Under Your Spell by Laura Wood
For more transparency, Laura is a long-term Internet pal BUT I truly am not being hyperbolic when I say this is a pretty much perfect romcom - the leads have incredible chemistry, it is genuinely laugh-out-loud funny, there’s an amazing supporting cast of characters (it has brilliant sister relationships which I love) and it does exactly what you’re expecting but in the most charming way possible. It would make the most brilliant film and anyone reading this who has the power to make such things happen should get on that right away. It’s also about grown-ups which I enjoyed - both of the leads are in their 30s. Clemmie is the daughter of a very famous rock star, who has just lost her job and gone through a breakup. Her sister works for a record label and needs someone to babysit heartthrob Theo while he writes his very late next album. Clemmie and Theo feel beautifully real, and Laura has just the right balance of angst to humour to romance to sex (and it is sexy!). Can’t recommend highly enough - just huge fun!Experienced by Kate Young
Kate Young is also a friend! (The things is that I have lots of author friends because I work in books and I like to read the books that my friends are writing, and also that people who you like are more likely to write books you like!) We had Kate as a guest at Lush Book Club and she talked about how she’d studied romcoms to work out the perfect formula and you can really tell in her debut novel which is sexy and queer and big-hearted and full of great cooking and eating scenes. It’s about Bette, a newly-out woman whose girlfriend tells her one morning that she thinks they should have a short break so that Bette can go and catch up on the experiences she missed in her 20s. I actually don’t read loads of romcoms because I am picky and I’m not sure I’ve ever had a romcom, let alone two, in my books of the year but it’s been a good year for them!
So those are the twelve books I’ve enjoyed reading the most and/or had the biggest impact on me this year.

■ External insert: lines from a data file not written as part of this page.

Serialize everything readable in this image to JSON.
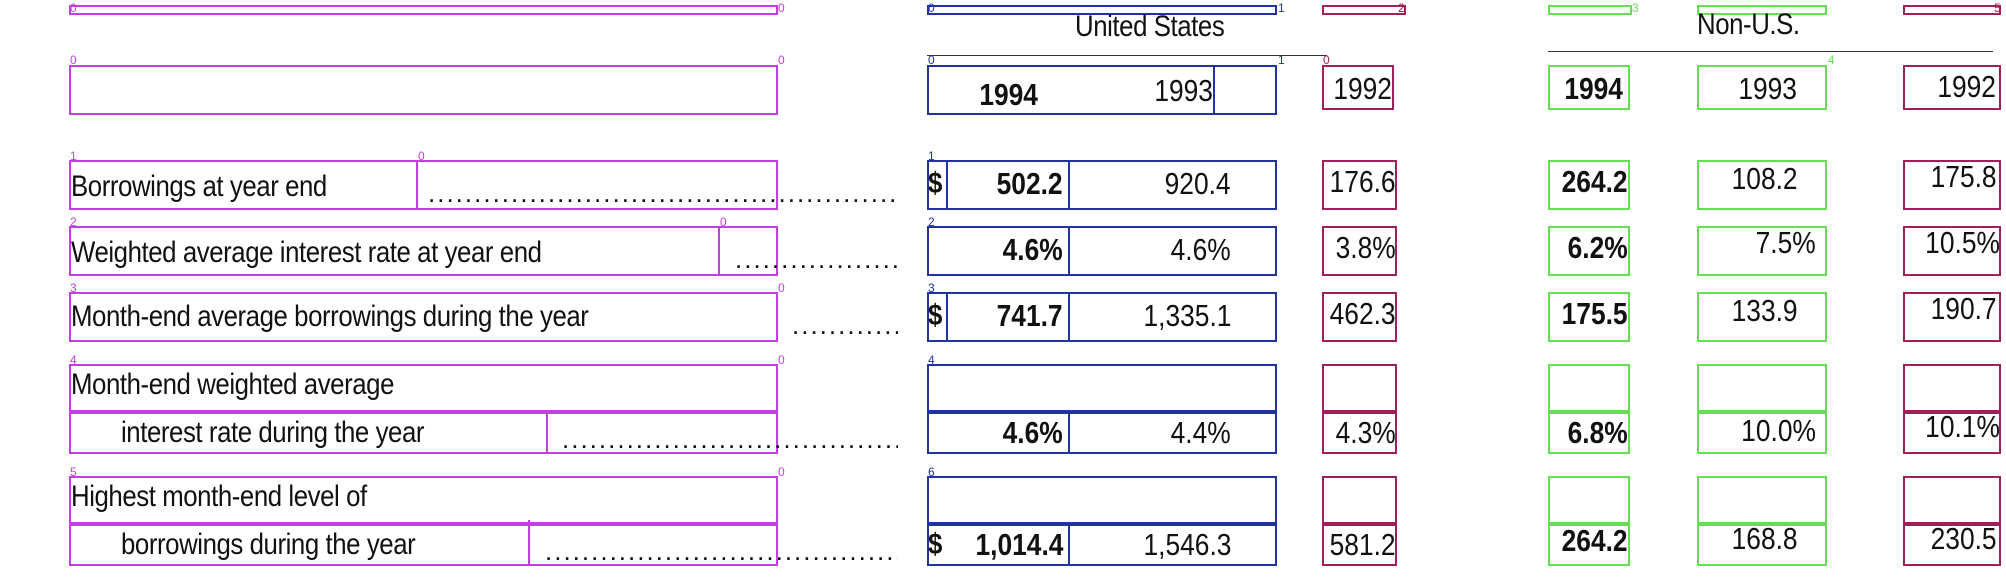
{
  "headers": {
    "us": "United States",
    "nonus": "Non-U.S."
  },
  "years": {
    "us_1994": "1994",
    "us_1993": "1993",
    "us_1992": "1992",
    "nonus_1994": "1994",
    "nonus_1993": "1993",
    "nonus_1992": "1992"
  },
  "rows": [
    {
      "label1": "Borrowings at year end",
      "label2": "",
      "dollar": "$",
      "us_1994": "502.2",
      "us_1993": "920.4",
      "us_1992": "176.6",
      "nonus_1994": "264.2",
      "nonus_1993": "108.2",
      "nonus_1992": "175.8"
    },
    {
      "label1": "Weighted average interest rate at year end",
      "label2": "",
      "dollar": "",
      "us_1994": "4.6%",
      "us_1993": "4.6%",
      "us_1992": "3.8%",
      "nonus_1994": "6.2%",
      "nonus_1993": "7.5%",
      "nonus_1992": "10.5%"
    },
    {
      "label1": "Month-end average borrowings during the year",
      "label2": "",
      "dollar": "$",
      "us_1994": "741.7",
      "us_1993": "1,335.1",
      "us_1992": "462.3",
      "nonus_1994": "175.5",
      "nonus_1993": "133.9",
      "nonus_1992": "190.7"
    },
    {
      "label1": "Month-end weighted average",
      "label2": "interest rate during the year",
      "dollar": "",
      "us_1994": "4.6%",
      "us_1993": "4.4%",
      "us_1992": "4.3%",
      "nonus_1994": "6.8%",
      "nonus_1993": "10.0%",
      "nonus_1992": "10.1%"
    },
    {
      "label1": "Highest month-end level of",
      "label2": "borrowings during the year",
      "dollar": "$",
      "us_1994": "1,014.4",
      "us_1993": "1,546.3",
      "us_1992": "581.2",
      "nonus_1994": "264.2",
      "nonus_1993": "168.8",
      "nonus_1992": "230.5"
    }
  ],
  "box_indices": {
    "purple": [
      "0",
      "0",
      "1",
      "0",
      "2",
      "0",
      "3",
      "0",
      "4",
      "0",
      "5",
      "0",
      "6",
      "0",
      "7",
      "0"
    ],
    "blue": [
      "0",
      "1",
      "0",
      "0",
      "1",
      "1",
      "2",
      "2",
      "3",
      "3",
      "4",
      "5",
      "5",
      "6",
      "7",
      "7"
    ],
    "magenta": [
      "0",
      "2",
      "1",
      "2",
      "3",
      "4",
      "5",
      "6",
      "7"
    ],
    "green": [
      "0",
      "3",
      "1",
      "3",
      "2",
      "3",
      "4",
      "5",
      "6",
      "7"
    ],
    "green_mid": [
      "0",
      "4",
      "1",
      "4",
      "2",
      "4",
      "3",
      "4",
      "4",
      "4",
      "5",
      "4",
      "6",
      "4",
      "7",
      "4"
    ],
    "right": [
      "0",
      "5",
      "1",
      "5",
      "2",
      "5",
      "3",
      "5",
      "4",
      "5",
      "5",
      "6",
      "7"
    ]
  },
  "colors": {
    "labels": "#c040e0",
    "us": "#2233a0",
    "col1992": "#a0205a",
    "nonus": "#66dd55"
  },
  "leaders": {
    "dots": "............................................................................................................................"
  }
}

Please do let me know what your reading highlights have been and wishing you all a peaceful and happy new year!
To round us off for anyone who is still reading, here are some things I said about books I read this year, ten points if you can identify which book I’m talking about:
It’s about - or rather, given the nature of the book, to me it’s about - how fiction and love meet everyone differently, and about how words are sexy and fun.
I clearly need to embrace that my sweet spot is weird, sexy literary fantasy novels.
It does end on a hopeful note, but it kind of felt like a lollipop after a root canal.
Reading it felt like accidentally ending up at the wrong person’s birthday party.
I’m not sure I’ve ever sincerely used the phrase rip-roaring before, but I can’t think of a better phrase to describe this.
I would say that MacLean and I have different ideas of how sexy the word “turgid” is and there is more “laving” of things than you could possible ever anticipate.
Men would rather drag the corpse of the killer of their lover around a city nine times than go to therapy etc etc.
I find I am less fussed about getting mad about the lack of lady dwarves in the Hobbit and more interested in tearing down the oppressive structures that keep us all trapped in arguments about whether there should be any lady dwarves in the Hobbit.